The news of the queen's death will be announced to the public via the Press Association. Consequently, an elaborate social media strategy will also take place, with the royal family's website issuing a short statement, and the GOV.UK website and official social media accounts switching to a black banner. Other news and retweets will be banned for the time being.

The royal family and prime minister will then issue their respective statements, while the Ministry of Defense will conduct a gun salute. At approximately 6 P.M. the new king, King Charles, will be expected to address the nation.

Will Prince Charles immediately become king?

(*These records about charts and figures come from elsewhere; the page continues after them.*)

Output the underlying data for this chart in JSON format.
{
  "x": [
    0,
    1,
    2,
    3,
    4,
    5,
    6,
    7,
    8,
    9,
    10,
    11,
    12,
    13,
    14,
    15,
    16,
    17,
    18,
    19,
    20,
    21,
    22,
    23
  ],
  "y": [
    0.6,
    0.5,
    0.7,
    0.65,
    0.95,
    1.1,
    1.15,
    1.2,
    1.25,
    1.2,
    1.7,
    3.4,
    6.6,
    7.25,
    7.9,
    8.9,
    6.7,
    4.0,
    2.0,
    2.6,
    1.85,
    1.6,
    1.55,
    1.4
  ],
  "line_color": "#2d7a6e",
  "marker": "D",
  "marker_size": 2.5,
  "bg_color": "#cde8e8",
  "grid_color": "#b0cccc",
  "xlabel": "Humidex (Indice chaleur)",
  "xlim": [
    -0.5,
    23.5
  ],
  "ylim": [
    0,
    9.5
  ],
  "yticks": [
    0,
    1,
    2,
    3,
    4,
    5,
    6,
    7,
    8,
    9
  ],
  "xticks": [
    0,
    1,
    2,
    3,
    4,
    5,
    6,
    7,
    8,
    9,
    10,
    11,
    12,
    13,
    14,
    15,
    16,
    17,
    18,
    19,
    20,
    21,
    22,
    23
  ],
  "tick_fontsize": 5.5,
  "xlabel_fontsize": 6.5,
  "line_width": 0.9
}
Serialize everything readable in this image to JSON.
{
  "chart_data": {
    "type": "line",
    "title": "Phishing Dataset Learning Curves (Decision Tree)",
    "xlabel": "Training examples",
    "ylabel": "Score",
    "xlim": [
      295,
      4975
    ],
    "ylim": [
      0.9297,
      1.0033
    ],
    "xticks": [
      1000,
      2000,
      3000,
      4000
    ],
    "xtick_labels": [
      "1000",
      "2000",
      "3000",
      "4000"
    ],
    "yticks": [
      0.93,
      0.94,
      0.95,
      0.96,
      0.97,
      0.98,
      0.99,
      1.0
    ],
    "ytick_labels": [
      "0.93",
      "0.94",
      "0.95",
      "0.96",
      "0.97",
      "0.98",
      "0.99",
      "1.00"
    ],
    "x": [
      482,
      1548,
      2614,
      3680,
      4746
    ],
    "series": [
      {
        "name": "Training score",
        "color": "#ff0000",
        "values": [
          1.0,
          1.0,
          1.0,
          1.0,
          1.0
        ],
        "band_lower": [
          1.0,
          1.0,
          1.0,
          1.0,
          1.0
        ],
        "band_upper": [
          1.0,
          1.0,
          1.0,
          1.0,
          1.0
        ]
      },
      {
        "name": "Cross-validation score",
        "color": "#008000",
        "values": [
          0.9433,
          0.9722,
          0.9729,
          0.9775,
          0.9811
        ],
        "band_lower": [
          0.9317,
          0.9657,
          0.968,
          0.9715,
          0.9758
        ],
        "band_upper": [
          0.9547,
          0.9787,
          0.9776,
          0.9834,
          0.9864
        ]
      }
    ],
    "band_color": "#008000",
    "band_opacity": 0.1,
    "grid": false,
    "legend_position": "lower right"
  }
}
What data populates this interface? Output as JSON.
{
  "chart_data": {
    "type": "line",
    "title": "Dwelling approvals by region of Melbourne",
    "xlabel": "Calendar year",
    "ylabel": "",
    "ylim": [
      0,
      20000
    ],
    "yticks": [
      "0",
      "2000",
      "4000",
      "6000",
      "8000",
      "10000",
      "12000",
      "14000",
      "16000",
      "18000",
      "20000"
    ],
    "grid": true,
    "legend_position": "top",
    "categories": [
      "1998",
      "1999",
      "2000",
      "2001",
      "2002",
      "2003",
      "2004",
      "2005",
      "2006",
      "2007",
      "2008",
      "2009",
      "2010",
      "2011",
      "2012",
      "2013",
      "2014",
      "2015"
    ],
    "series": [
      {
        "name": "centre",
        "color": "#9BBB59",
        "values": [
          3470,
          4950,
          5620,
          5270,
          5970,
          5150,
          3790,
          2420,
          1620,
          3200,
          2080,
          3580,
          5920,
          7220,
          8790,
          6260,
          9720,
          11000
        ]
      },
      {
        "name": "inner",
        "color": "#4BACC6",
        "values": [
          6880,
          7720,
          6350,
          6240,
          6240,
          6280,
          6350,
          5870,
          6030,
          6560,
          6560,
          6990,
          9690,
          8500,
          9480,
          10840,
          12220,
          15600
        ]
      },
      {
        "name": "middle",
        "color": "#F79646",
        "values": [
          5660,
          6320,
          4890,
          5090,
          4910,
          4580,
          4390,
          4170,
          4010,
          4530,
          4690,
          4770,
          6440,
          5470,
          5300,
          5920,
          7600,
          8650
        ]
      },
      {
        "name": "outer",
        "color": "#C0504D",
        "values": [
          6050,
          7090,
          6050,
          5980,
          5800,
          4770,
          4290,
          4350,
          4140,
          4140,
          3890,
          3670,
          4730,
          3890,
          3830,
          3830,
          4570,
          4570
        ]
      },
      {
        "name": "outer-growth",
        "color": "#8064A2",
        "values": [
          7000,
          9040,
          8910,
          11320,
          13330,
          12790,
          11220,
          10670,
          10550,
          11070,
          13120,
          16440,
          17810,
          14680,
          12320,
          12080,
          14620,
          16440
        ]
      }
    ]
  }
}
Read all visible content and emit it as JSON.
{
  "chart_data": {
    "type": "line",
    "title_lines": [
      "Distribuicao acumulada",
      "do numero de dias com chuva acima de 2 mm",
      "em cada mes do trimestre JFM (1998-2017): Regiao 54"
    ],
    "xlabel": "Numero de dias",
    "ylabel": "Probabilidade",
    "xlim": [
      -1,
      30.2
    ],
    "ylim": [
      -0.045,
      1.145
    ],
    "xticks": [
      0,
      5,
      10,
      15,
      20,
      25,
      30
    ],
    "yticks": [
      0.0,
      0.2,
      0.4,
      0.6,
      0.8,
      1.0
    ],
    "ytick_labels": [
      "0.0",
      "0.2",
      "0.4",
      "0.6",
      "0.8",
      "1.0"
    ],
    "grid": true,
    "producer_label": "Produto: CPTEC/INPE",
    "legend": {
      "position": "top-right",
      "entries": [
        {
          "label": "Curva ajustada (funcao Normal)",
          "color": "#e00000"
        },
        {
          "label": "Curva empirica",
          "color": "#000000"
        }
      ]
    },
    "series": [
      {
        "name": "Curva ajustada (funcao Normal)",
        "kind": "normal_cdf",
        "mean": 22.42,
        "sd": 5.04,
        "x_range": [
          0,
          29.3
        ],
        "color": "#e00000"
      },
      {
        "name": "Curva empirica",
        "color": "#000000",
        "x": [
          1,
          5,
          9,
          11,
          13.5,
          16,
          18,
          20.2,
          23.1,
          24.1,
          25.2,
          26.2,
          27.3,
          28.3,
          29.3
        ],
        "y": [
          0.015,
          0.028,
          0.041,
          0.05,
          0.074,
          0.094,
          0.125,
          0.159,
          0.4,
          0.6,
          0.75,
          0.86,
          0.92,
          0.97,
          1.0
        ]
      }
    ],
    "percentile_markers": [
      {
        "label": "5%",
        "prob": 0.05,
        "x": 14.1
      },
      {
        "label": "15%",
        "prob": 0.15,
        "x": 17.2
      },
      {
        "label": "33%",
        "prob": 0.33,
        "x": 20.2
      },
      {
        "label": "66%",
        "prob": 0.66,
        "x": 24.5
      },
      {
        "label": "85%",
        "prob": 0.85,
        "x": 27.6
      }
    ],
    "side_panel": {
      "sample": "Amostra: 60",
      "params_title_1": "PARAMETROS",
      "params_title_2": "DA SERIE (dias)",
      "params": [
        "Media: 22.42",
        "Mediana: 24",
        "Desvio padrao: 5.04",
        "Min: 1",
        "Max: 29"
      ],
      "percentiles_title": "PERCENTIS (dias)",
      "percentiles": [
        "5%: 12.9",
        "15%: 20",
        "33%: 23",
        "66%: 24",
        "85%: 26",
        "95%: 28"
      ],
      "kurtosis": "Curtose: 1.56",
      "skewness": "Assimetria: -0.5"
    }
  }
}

The Guardian, which also reported Operation London Bridge in great detail, underscored how "much of the work on London Bridge has focused on the precise choreography of Charles's accession." After all, he has waited far longer to ascend to the throne longer than any heir.

On D+1, the day after the queen's death and his first address to the nation, Charles is expected to be proclaimed king at 11 A.M. He will "carry out the first official duties of his reign, swearing to protect the Church in Scotland, and speaking of the heavy burden that is now his." Since royals can choose their name upon ascending to the throne, Prince Charles has the option to either change or keep his own name. If he does the latter, he will be known as King Charles III, while Prince William, the Duke of Cambridge and second in line to the throne, will become the new Prince of Wales.

A source told Us Weekly that both Prince Charles and Prince William are excited about what's ahead of them and are planning to "guide each other" along the way. "[Charles] will ensure that his son is up to speed the ins and outs of the royal family on a deeper level and William will help Charles come up with new, fresh ideas about modernizing the monarchy," the insider noted. They want nothing more than "to be as fully prepared as possible" before assuming their new roles.